Snowflake is a cloud data warehouse built so that storage and compute scale independently. Snowflake’s own documentation describes it as a “self-managed service” with “an advanced data platform” that is “natively designed for the cloud,” running on “public cloud infrastructure to host virtual compute instances and persistent data storage.” Crucially, it “separates storage and compute, which simplifies some traditional challenges of data engineering, such as infrastructure management and performance tuning.”
That separation is the system’s defining architectural idea. The company’s research paper, “The Snowflake Elastic Data Warehouse,” was accepted for publication and presentation at SIGMOD 2016, where Snowflake’s engineers described their distinctive architecture, the ability to resize compute dynamically, and support for varied workloads on shared storage. Decoupling storage from compute lets many independent compute clusters read the same data, and lets each be scaled or paused on demand.

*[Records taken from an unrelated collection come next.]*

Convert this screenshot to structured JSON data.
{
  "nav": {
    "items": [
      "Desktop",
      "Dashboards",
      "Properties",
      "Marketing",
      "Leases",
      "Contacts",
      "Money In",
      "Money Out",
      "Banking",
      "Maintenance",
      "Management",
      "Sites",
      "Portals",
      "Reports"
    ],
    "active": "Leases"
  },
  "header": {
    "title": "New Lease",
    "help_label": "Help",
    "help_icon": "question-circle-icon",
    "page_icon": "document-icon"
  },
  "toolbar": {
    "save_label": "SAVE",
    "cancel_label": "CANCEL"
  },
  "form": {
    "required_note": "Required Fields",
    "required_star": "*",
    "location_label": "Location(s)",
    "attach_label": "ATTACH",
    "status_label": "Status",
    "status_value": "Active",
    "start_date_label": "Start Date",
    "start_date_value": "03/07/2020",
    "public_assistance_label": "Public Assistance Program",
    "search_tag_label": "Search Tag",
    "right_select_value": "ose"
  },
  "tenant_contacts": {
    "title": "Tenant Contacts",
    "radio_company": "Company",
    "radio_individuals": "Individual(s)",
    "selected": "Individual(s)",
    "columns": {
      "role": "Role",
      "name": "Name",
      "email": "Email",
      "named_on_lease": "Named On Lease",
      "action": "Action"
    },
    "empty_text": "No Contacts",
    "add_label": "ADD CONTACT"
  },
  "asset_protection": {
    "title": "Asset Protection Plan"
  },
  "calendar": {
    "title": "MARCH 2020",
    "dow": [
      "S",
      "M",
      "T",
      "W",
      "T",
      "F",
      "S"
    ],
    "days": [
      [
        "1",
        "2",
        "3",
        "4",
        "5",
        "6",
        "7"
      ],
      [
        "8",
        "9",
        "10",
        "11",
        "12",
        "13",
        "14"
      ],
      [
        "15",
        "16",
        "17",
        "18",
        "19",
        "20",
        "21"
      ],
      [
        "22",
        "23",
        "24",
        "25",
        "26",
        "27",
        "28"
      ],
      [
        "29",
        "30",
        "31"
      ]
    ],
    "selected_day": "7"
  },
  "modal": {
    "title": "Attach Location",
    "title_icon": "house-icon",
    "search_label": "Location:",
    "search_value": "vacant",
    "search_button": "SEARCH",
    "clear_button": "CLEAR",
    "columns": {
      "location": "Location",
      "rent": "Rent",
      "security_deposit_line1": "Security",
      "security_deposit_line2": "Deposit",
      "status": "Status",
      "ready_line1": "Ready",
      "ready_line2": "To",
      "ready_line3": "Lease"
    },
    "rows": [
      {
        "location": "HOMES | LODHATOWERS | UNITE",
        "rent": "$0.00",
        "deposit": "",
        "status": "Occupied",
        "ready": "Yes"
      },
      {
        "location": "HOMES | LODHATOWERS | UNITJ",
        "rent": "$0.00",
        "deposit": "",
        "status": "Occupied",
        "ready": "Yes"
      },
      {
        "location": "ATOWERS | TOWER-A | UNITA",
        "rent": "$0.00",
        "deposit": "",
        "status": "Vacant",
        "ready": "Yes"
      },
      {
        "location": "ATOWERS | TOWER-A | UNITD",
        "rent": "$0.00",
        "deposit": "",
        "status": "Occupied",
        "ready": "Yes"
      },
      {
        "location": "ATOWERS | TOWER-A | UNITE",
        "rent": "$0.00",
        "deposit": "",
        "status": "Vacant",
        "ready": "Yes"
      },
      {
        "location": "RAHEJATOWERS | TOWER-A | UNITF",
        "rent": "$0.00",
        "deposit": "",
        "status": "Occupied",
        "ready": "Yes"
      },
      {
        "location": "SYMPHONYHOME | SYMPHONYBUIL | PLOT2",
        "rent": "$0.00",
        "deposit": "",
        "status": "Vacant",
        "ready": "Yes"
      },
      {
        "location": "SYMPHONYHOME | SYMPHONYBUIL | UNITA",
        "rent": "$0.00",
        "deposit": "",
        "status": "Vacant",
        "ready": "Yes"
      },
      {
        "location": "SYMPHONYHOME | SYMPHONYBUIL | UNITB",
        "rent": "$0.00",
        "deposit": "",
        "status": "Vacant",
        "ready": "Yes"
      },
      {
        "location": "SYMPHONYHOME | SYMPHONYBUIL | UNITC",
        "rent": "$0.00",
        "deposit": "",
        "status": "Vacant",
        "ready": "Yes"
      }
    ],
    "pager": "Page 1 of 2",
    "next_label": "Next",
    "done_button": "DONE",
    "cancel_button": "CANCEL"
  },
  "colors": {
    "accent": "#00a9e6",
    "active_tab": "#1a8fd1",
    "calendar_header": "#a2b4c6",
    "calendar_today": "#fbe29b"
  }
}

Snowflake also popularized data sharing, which lets one account give another live, query-able access to data without copying it. Combined with elastic per-second compute, this reframed the warehouse from a fixed cluster into an on-demand service.
The company was founded in 2012 and made its product generally available in 2014. Its 2020 initial public offering was, at the time, the largest software IPO on record, a milestone that signaled how central cloud data warehousing had become to the industry.